Less than two days since he was sacked - and the Boris backlash has started.
By Nick Assinder
Political Correspondent, BBC News website
Michael Howard, supported by senior Tories, insists Mr Johnson had to go for telling him fibs over his private life.
Mr Johnson has won support
Mr Johnson has denied suggestions he misled his leader, and some in the Tory party are suggesting none of this is Mr Howard's business anyway.
Former frontbencher Edwina Currie - who recently confessed to having had an affair with John Major - suggested Mr Howard should not have asked Mr Johnson questions about his private life in the first place.
The former minister told BBC Radio 4's Today programme: "Why on earth did you ask him about his private life. Why not just give him a slap on the hand and say 'Boris, whatever you do just do it discreetly'.
"When it comes to personal matters, so long as it does not interfere with the way an individual does his job, he can be forgiven. Politicians are human beings."
Rights and wrongs
Disgraced former Tory minister David Mellor added his voice, declaring, in the London Evening Standard, that the question should never have been asked and stating Mr Howard should have: "kept his curiosity to himself".
Both believe Mr Howard has done the Tory party no good at all by sacking one of the most talented - and certainly most recognisable - members of his top team.

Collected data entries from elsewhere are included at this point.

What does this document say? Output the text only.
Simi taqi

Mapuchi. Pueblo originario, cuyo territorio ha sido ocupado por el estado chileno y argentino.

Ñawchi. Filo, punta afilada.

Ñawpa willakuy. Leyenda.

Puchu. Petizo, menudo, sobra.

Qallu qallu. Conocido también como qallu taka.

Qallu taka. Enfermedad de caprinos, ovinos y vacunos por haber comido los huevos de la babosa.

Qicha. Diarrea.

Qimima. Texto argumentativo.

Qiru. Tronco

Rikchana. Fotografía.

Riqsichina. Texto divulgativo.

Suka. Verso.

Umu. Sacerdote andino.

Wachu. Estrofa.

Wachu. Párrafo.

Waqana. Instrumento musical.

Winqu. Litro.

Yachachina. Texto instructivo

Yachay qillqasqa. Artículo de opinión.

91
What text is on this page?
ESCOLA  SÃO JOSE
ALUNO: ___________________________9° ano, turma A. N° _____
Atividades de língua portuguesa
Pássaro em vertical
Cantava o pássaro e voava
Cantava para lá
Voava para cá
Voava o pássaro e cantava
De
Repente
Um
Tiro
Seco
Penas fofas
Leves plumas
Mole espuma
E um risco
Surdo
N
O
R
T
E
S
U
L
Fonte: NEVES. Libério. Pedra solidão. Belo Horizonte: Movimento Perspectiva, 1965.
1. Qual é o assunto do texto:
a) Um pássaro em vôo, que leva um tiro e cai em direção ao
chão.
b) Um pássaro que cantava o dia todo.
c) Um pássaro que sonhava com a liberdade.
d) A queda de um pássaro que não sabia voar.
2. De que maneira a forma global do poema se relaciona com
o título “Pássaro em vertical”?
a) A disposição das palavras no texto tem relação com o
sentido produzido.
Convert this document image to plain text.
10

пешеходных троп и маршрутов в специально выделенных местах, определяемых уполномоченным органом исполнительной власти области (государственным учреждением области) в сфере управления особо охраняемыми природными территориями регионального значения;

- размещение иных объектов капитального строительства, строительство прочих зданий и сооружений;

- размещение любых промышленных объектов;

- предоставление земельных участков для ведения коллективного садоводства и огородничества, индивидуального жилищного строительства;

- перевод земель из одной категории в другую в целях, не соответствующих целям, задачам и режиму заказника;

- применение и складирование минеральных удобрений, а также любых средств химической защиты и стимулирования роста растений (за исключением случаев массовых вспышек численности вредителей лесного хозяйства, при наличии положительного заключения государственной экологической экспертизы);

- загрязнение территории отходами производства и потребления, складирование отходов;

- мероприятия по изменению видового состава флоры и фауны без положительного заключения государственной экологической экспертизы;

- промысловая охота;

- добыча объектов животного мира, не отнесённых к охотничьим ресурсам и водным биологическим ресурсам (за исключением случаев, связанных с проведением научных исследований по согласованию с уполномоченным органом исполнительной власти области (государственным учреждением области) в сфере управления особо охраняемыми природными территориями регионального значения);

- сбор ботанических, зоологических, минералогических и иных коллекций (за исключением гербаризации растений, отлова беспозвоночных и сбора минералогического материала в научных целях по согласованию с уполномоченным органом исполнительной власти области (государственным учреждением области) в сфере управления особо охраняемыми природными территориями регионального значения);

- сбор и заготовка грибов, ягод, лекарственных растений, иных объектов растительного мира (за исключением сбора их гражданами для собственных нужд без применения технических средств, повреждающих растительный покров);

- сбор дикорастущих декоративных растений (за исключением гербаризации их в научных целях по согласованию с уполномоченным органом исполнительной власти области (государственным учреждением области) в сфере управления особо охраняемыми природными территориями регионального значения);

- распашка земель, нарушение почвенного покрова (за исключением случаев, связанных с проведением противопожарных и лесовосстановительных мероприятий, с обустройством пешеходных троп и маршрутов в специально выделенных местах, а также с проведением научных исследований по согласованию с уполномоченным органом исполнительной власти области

And there are plenty ready to back them on that score, irrespective of the rights and wrongs of the individual circumstances.
The response from the Tory party, as voiced by the likes of Theresa May and Michael Ancram, is still that Mr Johnson's private life was indeed none of their business - it was the lying that did for him.
Mrs Currie said private life nobody's business
This is clearly a difficult tightrope to walk. If Mr Johnson's private life is none of their business, then those suggesting Mr Howard should not have asked him about it have got a point.
But it is also the case that, had Mr Johnson been allowed to stay in post, the newspaper stories would have continued with all the collateral damage that would have caused to the party.
In Mr Howard's campaign to persuade voters his team is trustworthy and honest there is an echo of the disastrous "back to basics" campaign led by Mr Major
when he was leader.
That campaign - which Mr Major insists was misunderstood by the media - appeared to invite questions about MPs private lives.
Mr Howard's "trust us" campaign seems to invite the media to test whether MPs tell the truth under all circumstances.
Which leaves the question of whether it would have been better for Mr Johnson to have put his hands up from day one.
But that takes the argument full circle - is it anybody else's business what he does in his private life, particularly if it has no bearing on his role as an MP?
It is a debate that has raged in Westminster and elsewhere for some years and looks likely to continue to do so.